E o que fica é
Sempre que me perguntavam sobre saudades, minha pronta resposta era afirmar com muita certeza “não sinto, o que se faz ausente não merece seu espaço guardado”, mas aí moravam muitas mágoas e dores, muitas outras questões sobre outros que, até então, não conseguia entender, sequer pude. Dessa forma, tive de encontrar uma maneira de lidar com aquele punhado de faltas, ausências, promessas descumpridas. Eu era criança, cresci rápido.
Quando pude me dar conta estava por aqui numa vida quase adulta, ou completamente adulta, sem muito experimentar cumplicidade, apoio emocional, companheirismo, foi sempre eu para os outros, o que ficava de mim sobre mim e para mim era coisa de mais, talvez até além do que eu poderia lidar, aguentar.
Aguentei, como gostam de chamar: “guerreira”, e é muito cansativo viver sua vida como se fosse um campo de guerra, onde muitíssimas batalhas são travadas, tem um dado momento que só se quer desistir e olhar para o céu a fim de encontrar um mínimo de paz.

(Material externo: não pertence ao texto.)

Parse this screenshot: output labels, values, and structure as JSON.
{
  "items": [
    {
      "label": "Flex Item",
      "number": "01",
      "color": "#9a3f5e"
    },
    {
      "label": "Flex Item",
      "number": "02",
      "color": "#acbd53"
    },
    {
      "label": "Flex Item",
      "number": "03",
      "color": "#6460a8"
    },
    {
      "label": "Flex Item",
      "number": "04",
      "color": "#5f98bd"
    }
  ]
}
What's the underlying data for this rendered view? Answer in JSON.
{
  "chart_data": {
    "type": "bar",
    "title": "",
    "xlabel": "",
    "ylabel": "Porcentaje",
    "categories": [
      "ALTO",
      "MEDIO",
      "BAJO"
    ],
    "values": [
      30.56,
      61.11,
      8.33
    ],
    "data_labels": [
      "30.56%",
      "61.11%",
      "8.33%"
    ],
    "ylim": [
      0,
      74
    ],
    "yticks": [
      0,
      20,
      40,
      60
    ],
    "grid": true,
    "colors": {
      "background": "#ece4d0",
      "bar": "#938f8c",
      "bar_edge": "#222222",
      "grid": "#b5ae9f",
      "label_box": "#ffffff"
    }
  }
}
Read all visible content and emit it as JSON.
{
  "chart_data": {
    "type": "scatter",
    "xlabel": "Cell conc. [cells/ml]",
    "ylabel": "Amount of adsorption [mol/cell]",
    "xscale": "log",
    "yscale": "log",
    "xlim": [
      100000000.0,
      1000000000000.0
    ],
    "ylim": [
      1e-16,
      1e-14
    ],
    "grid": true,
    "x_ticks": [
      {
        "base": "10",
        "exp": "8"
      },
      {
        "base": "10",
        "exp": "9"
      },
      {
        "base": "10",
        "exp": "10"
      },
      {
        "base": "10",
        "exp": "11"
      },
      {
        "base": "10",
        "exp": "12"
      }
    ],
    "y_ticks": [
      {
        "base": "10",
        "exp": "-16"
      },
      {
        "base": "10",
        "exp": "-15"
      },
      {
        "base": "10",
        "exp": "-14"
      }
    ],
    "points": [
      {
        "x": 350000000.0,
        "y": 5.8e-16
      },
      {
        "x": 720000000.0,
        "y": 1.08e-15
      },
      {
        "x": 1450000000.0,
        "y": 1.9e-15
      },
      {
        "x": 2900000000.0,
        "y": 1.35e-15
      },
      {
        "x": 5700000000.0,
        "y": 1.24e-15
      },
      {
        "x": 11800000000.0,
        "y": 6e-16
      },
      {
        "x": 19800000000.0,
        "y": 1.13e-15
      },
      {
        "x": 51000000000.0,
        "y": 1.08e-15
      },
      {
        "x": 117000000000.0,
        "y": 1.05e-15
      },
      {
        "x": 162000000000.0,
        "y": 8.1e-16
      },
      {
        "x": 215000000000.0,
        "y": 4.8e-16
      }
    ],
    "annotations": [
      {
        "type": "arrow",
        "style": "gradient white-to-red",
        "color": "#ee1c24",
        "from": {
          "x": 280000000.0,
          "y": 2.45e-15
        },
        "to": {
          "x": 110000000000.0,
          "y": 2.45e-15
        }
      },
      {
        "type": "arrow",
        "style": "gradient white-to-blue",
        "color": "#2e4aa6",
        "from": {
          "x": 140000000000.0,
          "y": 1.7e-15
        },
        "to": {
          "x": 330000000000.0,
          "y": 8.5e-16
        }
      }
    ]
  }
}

Não tem, não é a opção. Porque até então, o que fazia para os outros, a disposição das portas emocionais abertas tornou-se uma lei, não me era mais permitido fechá-las, negar os visitantes, eu apenas poderia aceitar a todos, independente do espaço que ocupariam e suas cargas emocionais. “Você pode segurar para mim?” “Por quanto tempo?” e nunca mais vi, seguro tudo de todos, há muito tempo, mas ninguém segura para mim por alguns segundos que sejam.
Além disso, sempre ficou a sensação de que sou uma casa de descanso, onde todos podem vir, ter uma boa conversa, boas ideias, afagos e cumplicidade, quando estão cheios, revividos de si mesmos, vão embora e deixam suas bagunças por aqui, porque afinal, a casa de descanso é minha e sou eu quem tem que limpá-la, organizá-la para esperar o próximo viajante. Quero destruir essa casa, estou farta disso.
Isso gerou um ciclo vicioso de abandonos, tanto meus, quanto dos demais, “se eu abandonar antes isso aqui, não vai ter tempo para o outro dizer que não quer mais” era o que pensava sobre, as relações eram sobre quem abandonaria quem primeiro, quem evitava cair mais nas dores de amores fracassados, aquela velha história romântica carcomida. Acumulo rostos e carinho por todos, entendi que nunca deveria ter sido sobre isso, mas foi.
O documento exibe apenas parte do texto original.